Stöhr: Naja, also Filmförderung ist zunächst ein rückzahlbares Darlehen. Das ist kein Geschenk! Wenn man weiter Filme machen will, muss man diese Darlehen zurückzahlen.
Und klar, unser Film konkurriert mit Filmen der Amerikaner oder der ganzen Welt. Und das ist auch gut so in einer „pluralen Gesellschaft“: Es muss verschiedene Meinungen und verschiedene „Welten“ geben.
Bisher schlägt der Film sich aber ganz gut! In der Region Neckar-Alb sind die Zuschauerzahlen unglaublich und auch immer mehr Kinos außerhalb von Baden-Württemberg buchen den Film. Aber es ist auch völlig logisch, dass ein Film, der in Baden-Württemberg spielt, nicht in den ersten drei Wochen in Hamburg ein Renner wird.
Mit Christoph Bach, Walter Schultheiß und Inka Friedrich haben Sie eine sehr prominente aber auch sehr baden-württembergische Besetzung für die Hauptrollen finden können. Wie sehr war es auch für diese drei eine „Herzenssache“ mitzumachen?

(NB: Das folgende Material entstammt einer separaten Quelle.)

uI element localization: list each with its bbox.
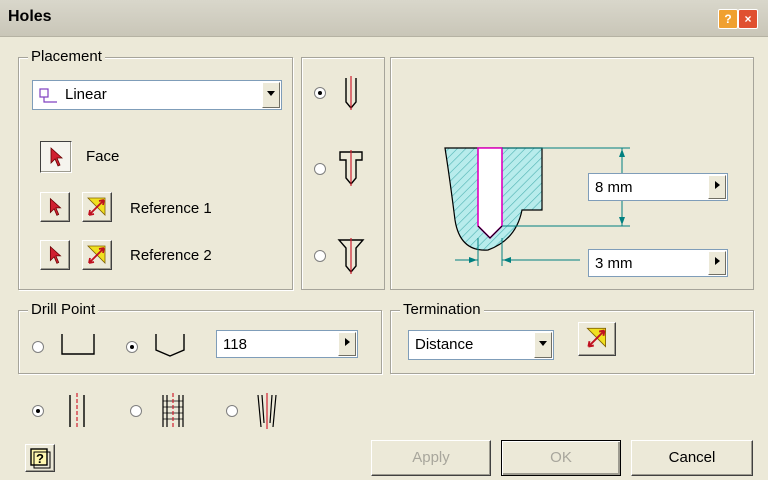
point-angle-menu-button[interactable] <box>338 332 356 356</box>
titlebar-close-button[interactable]: × <box>738 9 758 29</box>
flip-direction-icon <box>586 327 606 348</box>
reference1-flip-button[interactable] <box>82 192 112 222</box>
window-title: Holes <box>8 8 52 25</box>
drilled-hole-icon <box>345 76 357 110</box>
placement-dropdown-button[interactable] <box>262 82 280 108</box>
help-icon: ? <box>30 448 51 469</box>
simple-hole-icon <box>69 393 85 429</box>
ok-button[interactable]: OK <box>501 440 621 476</box>
placement-mode-dropdown[interactable]: Linear <box>32 80 282 110</box>
termination-flip-button[interactable] <box>578 322 616 356</box>
depth-field[interactable]: 8 mm <box>588 173 728 201</box>
chevron-right-icon <box>345 338 350 346</box>
linear-placement-icon <box>39 88 57 103</box>
face-label: Face <box>86 148 120 165</box>
taper-tapped-hole-radio[interactable] <box>226 405 238 417</box>
placement-mode-value: Linear <box>65 86 107 103</box>
close-icon: × <box>744 12 752 26</box>
countersink-hole-icon <box>337 238 365 274</box>
counterbore-hole-icon <box>339 150 363 186</box>
chevron-down-icon <box>539 341 547 346</box>
reference1-label: Reference 1 <box>130 200 212 217</box>
flat-point-icon <box>61 334 95 355</box>
angled-point-radio[interactable] <box>126 341 138 353</box>
chevron-down-icon <box>267 91 275 96</box>
termination-value: Distance <box>415 336 474 353</box>
titlebar-help-button[interactable]: ? <box>718 9 738 29</box>
apply-button[interactable]: Apply <box>371 440 491 476</box>
termination-dropdown-button[interactable] <box>534 332 552 358</box>
simple-hole-radio[interactable] <box>32 405 44 417</box>
cancel-button[interactable]: Cancel <box>631 440 753 476</box>
help-button[interactable]: ? <box>25 444 55 472</box>
chevron-right-icon <box>715 181 720 189</box>
depth-menu-button[interactable] <box>708 175 726 199</box>
reference2-flip-button[interactable] <box>82 240 112 270</box>
tapped-hole-icon <box>162 393 184 429</box>
select-arrow-icon <box>50 147 64 167</box>
point-angle-field[interactable]: 118 <box>216 330 358 358</box>
select-arrow-icon <box>49 245 62 264</box>
point-angle-value: 118 <box>223 336 247 353</box>
countersink-hole-radio[interactable] <box>314 250 326 262</box>
termination-dropdown[interactable]: Distance <box>408 330 554 360</box>
drilled-hole-radio[interactable] <box>314 87 326 99</box>
reference2-label: Reference 2 <box>130 247 212 264</box>
svg-text:?: ? <box>36 451 44 466</box>
select-arrow-icon <box>49 197 62 216</box>
flip-direction-icon <box>87 245 106 264</box>
title-bar[interactable] <box>0 0 768 37</box>
taper-tapped-hole-icon <box>257 393 277 429</box>
diameter-menu-button[interactable] <box>708 251 726 275</box>
angled-point-icon <box>155 334 185 357</box>
drill-point-legend: Drill Point <box>28 301 99 318</box>
reference2-select-button[interactable] <box>40 240 70 270</box>
termination-legend: Termination <box>400 301 484 318</box>
reference1-select-button[interactable] <box>40 192 70 222</box>
flat-point-radio[interactable] <box>32 341 44 353</box>
tapped-hole-radio[interactable] <box>130 405 142 417</box>
placement-legend: Placement <box>28 48 105 65</box>
counterbore-hole-radio[interactable] <box>314 163 326 175</box>
diameter-field[interactable]: 3 mm <box>588 249 728 277</box>
help-icon: ? <box>724 12 732 26</box>
flip-direction-icon <box>87 197 106 216</box>
face-select-button[interactable] <box>40 141 72 173</box>
diameter-value: 3 mm <box>595 255 633 272</box>
chevron-right-icon <box>715 257 720 265</box>
depth-value: 8 mm <box>595 179 633 196</box>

Stöhr: Es war für sie alle selbstverständlich! Aber es sind noch mehr: Der „Bankchef“, Hans Jochen Wagner, kommt aus Gönningen, Stefan Hallmayer, der „verlorene Sohne“, kommt aus Hechingen und dann noch Berthold Biesinger und Uwe Zellmer vom Theater Lindenhof.
Für viele war es wohl Anreiz, das Schwäbische nicht als Karikatur zu spielen, sondern authentisch – wie es wirklich ist. Also auch zu sprechen, wie man hier wirklich spricht. Dass der Facharbeiter anders redet als der Geschäftsführer ist ja selbstverständlich…
Warum sollte der Tübinger Student sich „Global Player“ im Kino angucken? Oder wie der Schwabe sagen würde: Warum ist es ein „muscht-have“?
Stöhr: Er wird irgendwann wissen wollen, wo er wohnt und wer die Menschen sind, die um ihn herum wohnen. Es ist ein Film aus der Region, der aber auch den angesprochenen wirtschaftlichen Zusammenhang und die Generationenfrage aufgreift. Das ist sicherlich etwas, was auf viele Gegenden in Deutschland übertragbar ist und Viele selbst kennen.